Table 1.
Pharmacokinetic properties of PF-01247324 dosed in C57BL6 mice (n = 3 per dose level).
Fig 1.
Oral administration of PF-01247324 partially reverses motor incoordination in transgenic mice overexpressing Nav1.8 in cerebellar Purkinje neurons.
A. Latency to fall from an inverted wire grid was measured in L7–1.8TG mice administered either PF-01247324 or vehicle, and in their wildtype littermates. Behavioral testing was performed one hour after dosing. Differences between the three groups were significant (one-way ANOVA, p = 0.0014). L7–1.8TG mice in the vehicle group performed significantly worse than WT mice. L7–1.8TG mice that received oral dosing of PF-01247324 had significantly improved performance in this assay. B. In the rotarod test, significant differences in motor coordination were observed (one-way ANOVA, p = 0.0006). L7–1.8TG mice in the vehicle group were able to stay on the rotating beam for less time than WT mice, indicating a deficit in motor coordination. Oral administration of PF-01247324 to L7–1.8TG mice significantly improved their performance compared to vehicle-treated mice of the same genotype. C. Grip strength was similar in each of the three groups. One-way ANOVA, p = 0.7560. *, p<0.05 compared to WT vehicle group; #, p<0.05 compared to L7–1.8TG vehicle group, Dunnett’s post-hoc test. WT+vehicle, n = 8; L7–1.8TG+vehicle, n = 7; L7–1.8TG+PF-01247324, n = 6.
Fig 2.
Oral administration of PF-01247324 slightly improves MS-like deficits in the EAE model.
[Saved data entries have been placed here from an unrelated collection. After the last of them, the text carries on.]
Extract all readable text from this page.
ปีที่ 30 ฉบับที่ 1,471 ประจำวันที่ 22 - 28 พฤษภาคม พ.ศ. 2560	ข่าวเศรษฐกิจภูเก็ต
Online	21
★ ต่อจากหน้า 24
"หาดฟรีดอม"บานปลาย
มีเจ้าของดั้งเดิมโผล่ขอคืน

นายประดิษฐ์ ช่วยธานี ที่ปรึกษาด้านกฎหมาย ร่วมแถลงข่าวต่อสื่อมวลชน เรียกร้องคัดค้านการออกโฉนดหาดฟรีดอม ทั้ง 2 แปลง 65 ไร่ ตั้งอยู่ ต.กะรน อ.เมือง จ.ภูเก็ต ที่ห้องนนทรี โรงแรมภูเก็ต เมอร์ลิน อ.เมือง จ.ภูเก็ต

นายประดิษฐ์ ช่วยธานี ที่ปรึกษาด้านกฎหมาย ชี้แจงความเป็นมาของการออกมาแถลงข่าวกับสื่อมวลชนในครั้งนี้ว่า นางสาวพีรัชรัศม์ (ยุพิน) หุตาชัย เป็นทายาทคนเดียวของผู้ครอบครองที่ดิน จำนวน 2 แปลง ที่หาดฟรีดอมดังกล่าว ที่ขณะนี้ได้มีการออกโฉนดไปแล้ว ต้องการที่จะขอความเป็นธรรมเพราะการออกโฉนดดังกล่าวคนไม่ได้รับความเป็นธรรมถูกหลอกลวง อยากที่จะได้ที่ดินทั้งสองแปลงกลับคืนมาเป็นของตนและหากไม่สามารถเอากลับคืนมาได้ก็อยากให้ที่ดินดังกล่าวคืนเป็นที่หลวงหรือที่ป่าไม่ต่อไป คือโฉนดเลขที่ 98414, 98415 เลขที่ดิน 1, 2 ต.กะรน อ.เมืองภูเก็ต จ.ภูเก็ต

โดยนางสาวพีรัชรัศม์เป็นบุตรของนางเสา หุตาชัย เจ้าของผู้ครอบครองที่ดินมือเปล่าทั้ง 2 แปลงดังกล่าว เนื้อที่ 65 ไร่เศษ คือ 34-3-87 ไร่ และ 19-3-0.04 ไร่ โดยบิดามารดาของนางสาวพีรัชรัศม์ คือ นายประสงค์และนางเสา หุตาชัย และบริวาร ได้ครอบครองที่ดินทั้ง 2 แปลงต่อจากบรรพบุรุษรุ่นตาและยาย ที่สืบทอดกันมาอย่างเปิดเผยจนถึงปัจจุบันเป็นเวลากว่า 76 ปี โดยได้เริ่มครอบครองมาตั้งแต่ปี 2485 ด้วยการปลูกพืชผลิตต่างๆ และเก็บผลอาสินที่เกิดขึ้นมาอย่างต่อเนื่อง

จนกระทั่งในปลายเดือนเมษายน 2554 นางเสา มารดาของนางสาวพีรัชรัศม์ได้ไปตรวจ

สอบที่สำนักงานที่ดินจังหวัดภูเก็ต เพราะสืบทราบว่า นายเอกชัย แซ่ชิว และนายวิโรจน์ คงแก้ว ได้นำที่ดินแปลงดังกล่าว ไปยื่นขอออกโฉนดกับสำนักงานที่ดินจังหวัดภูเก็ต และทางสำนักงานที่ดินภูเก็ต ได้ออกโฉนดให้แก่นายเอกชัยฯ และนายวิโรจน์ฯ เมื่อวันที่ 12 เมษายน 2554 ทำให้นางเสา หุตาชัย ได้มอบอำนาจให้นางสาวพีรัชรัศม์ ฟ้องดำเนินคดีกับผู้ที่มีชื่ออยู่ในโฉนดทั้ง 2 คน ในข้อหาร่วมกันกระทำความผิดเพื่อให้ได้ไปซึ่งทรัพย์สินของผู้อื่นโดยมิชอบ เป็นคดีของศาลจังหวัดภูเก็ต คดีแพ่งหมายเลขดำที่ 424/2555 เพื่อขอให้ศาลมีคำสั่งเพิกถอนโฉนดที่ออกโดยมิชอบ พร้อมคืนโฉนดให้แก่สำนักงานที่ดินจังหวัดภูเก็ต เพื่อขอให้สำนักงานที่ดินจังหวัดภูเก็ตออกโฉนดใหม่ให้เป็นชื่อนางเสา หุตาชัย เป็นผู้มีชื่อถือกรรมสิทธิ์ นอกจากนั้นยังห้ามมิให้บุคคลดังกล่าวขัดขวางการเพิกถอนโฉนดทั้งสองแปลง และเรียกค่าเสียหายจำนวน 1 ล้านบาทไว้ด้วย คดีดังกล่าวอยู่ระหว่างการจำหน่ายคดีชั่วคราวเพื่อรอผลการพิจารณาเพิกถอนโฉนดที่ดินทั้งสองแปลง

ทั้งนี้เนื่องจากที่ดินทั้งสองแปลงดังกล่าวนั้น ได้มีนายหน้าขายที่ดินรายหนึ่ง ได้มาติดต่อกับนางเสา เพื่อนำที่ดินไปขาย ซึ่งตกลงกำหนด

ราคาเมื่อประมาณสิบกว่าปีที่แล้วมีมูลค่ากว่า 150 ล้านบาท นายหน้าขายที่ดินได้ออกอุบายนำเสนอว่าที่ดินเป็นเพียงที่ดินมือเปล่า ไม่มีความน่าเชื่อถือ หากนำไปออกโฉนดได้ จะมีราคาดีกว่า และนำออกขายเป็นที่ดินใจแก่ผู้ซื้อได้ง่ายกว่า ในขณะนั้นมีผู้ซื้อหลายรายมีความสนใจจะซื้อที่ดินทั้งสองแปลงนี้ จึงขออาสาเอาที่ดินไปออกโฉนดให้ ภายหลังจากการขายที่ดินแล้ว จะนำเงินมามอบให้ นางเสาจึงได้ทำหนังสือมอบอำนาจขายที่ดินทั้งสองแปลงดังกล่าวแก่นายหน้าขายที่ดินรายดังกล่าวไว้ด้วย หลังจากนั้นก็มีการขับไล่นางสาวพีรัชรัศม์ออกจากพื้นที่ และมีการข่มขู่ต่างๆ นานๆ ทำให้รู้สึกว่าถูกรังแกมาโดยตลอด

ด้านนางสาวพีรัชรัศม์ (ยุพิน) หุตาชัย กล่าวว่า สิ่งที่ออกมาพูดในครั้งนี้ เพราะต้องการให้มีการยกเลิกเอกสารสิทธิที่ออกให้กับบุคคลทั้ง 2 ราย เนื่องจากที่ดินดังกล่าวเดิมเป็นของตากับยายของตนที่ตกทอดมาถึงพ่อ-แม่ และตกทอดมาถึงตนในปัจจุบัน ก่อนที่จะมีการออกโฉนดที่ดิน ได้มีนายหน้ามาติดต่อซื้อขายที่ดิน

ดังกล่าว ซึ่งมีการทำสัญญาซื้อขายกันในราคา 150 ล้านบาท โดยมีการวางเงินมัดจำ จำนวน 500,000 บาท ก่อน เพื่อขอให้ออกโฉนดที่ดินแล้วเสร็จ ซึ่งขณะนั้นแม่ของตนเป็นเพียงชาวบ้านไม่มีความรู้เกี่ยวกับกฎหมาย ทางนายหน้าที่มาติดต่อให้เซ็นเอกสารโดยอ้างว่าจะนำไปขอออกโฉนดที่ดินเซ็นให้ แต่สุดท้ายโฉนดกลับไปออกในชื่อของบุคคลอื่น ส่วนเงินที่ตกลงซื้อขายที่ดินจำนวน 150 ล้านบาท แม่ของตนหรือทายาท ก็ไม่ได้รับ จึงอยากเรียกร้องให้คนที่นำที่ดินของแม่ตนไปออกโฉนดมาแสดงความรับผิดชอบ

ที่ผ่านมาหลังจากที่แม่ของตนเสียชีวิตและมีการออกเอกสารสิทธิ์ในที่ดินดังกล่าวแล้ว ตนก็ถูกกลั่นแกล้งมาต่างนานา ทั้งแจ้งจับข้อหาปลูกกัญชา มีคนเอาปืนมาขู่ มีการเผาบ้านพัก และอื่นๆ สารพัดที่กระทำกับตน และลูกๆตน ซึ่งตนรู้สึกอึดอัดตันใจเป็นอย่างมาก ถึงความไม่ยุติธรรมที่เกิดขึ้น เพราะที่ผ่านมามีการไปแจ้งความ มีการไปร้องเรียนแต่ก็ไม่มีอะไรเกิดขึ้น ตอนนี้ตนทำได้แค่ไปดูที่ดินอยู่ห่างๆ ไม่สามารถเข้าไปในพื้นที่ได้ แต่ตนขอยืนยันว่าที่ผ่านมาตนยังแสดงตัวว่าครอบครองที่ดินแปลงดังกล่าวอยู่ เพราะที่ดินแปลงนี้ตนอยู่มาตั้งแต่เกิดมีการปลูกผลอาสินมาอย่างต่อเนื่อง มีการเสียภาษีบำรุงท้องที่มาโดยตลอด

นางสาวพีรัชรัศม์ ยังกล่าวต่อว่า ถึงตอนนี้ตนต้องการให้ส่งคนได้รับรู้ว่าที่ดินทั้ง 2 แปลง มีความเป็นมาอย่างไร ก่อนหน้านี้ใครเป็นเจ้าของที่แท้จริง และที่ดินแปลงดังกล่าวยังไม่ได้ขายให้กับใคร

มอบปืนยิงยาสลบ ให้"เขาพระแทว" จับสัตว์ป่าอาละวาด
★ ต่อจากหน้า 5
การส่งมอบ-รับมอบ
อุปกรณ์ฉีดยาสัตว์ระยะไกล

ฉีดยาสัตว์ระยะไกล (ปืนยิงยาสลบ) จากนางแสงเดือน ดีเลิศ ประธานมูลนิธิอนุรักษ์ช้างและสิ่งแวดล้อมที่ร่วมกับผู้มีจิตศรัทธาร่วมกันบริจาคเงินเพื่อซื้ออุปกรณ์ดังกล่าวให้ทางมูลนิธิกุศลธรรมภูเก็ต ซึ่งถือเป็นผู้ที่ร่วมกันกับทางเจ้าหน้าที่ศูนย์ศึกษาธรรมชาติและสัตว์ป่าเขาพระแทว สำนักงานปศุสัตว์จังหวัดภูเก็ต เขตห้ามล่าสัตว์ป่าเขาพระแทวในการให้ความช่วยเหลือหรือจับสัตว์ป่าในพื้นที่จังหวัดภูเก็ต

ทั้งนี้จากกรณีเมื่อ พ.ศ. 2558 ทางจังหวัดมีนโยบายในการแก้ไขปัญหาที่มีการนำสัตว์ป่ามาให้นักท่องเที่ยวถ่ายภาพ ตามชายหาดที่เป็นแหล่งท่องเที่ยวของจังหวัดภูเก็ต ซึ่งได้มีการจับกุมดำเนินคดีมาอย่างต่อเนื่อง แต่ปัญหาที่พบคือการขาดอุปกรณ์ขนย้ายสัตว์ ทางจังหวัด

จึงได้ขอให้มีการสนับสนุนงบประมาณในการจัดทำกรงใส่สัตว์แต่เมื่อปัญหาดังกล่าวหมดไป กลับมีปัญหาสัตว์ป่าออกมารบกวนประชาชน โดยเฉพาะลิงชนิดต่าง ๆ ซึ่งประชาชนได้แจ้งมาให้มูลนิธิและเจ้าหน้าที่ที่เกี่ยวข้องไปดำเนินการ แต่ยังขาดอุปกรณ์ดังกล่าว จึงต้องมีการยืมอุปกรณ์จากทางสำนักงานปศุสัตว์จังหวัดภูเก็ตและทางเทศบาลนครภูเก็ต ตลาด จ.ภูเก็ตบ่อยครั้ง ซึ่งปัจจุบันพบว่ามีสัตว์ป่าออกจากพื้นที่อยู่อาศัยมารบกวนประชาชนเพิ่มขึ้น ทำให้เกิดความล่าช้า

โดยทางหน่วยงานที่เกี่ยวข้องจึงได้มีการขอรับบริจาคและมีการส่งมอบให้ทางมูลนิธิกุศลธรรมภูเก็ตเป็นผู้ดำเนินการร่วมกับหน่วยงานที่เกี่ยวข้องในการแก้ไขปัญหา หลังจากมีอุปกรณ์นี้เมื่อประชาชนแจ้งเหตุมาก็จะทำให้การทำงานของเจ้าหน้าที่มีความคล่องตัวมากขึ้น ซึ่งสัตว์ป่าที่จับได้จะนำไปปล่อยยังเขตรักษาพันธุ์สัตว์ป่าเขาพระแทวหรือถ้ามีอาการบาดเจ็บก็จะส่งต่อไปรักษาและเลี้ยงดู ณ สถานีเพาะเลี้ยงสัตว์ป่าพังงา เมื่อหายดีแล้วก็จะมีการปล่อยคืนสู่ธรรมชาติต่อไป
EAE symptom progression was scored on a 0 to 6 scale [9], with 0.5-point gradations for intermediate scores, as follows: 0, normal; 1, flaccid tail; 2, impaired righting reflex or wobbly gait but no clear weakness; 3, weakness of both hindlimbs or paralysis of a single hindlimb; 4, complete hindlimb paralysis; 5, primarily recumbent and unable to ambulate; 6, death. A. C57Bl/6 mice with EAE that were administered vehicle had stable symptom scores over the 6 h observation period. (All timepoints p>0.05 compared to baseline (BL), paired t-tests. n = 19.) B. C57Bl/6 mice with EAE that were administered PF-01247324 showed a slight improvement in symptom scores after dosing, when analyzed with paired t-tests to compare individual timepoints to pre-drug BL. (1 h, p = 0.3299; 2 h, p = 0.5426; 3 h, p = 0.0493; 4 h, p = 0.0084; 5 h, p = 0.0555; 6 h, p = 0.6649; paired t-tests compared to BL. n = 20.) However, a two-way ANOVA did not show significant improvement compared to vehicle control. *, p<0.05 compared to BL, paired t-test.